Old Coal Isn't King

A nation that still generates about half its electricity from dirty coal can't be lax about keeping its air clean. But the Bush administration appears ready to loosen federal rules on how much older, coal-fired power plants can pollute.

Two years ago the Clinton administration began to tighten enforcement of a key provision in the Clean Air Act of 1970. That provision exempts older plants from pollution standards but demands they meet those standards if their production capacity - and hence polluting capacity - were enlarged.

A number of utilities were sued by the government, which charged they had made improvements in older plants without strengthening pollution controls. Those lawsuits were headed toward settlement, leading to reduced emissions and the imposition of fines.

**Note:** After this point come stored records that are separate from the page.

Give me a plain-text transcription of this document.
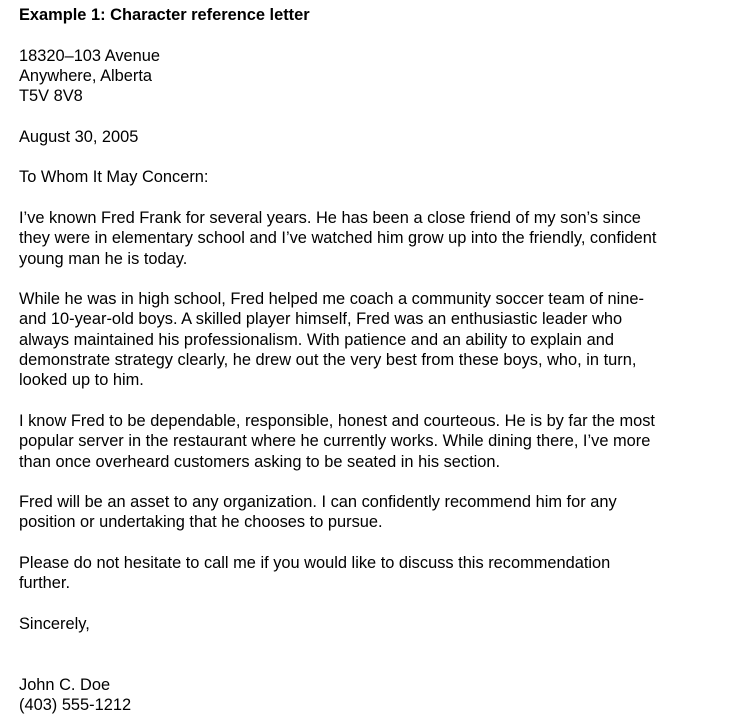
Example 1: Character reference letter
18320–103 Avenue
Anywhere, Alberta
T5V 8V8
August 30, 2005
To Whom It May Concern:
I’ve known Fred Frank for several years. He has been a close friend of my son’s since
they were in elementary school and I’ve watched him grow up into the friendly, confident
young man he is today.
While he was in high school, Fred helped me coach a community soccer team of nine-
and 10-year-old boys. A skilled player himself, Fred was an enthusiastic leader who
always maintained his professionalism. With patience and an ability to explain and
demonstrate strategy clearly, he drew out the very best from these boys, who, in turn,
looked up to him.
I know Fred to be dependable, responsible, honest and courteous. He is by far the most
popular server in the restaurant where he currently works. While dining there, I’ve more
than once overheard customers asking to be seated in his section.
Fred will be an asset to any organization. I can confidently recommend him for any
position or undertaking that he chooses to pursue.
Please do not hesitate to call me if you would like to discuss this recommendation
further.
Sincerely,
John C. Doe
(403) 555-1212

But the new administration is open to changing how the law is applied. Its proposals smack of a retreat from clean-air standards in the name of energy security. One option would be to set higher thresholds for requiring new antipollution efforts at power plants. Another approach would be to amend the Clean Air Act to set across-the-board limits for specific power-plant emissions. That has promise, but it won't be easy to agree on just which chemicals to control.

There should be no disagreement, however, over the need to clean up old coal-burning plants that account for a disproportionate share of the pollution in the eastern United States. The Bush administration shouldn't miss the opportunity to show an environmentally aware public that it can resolve matters like this without marching to industry's drumbeat.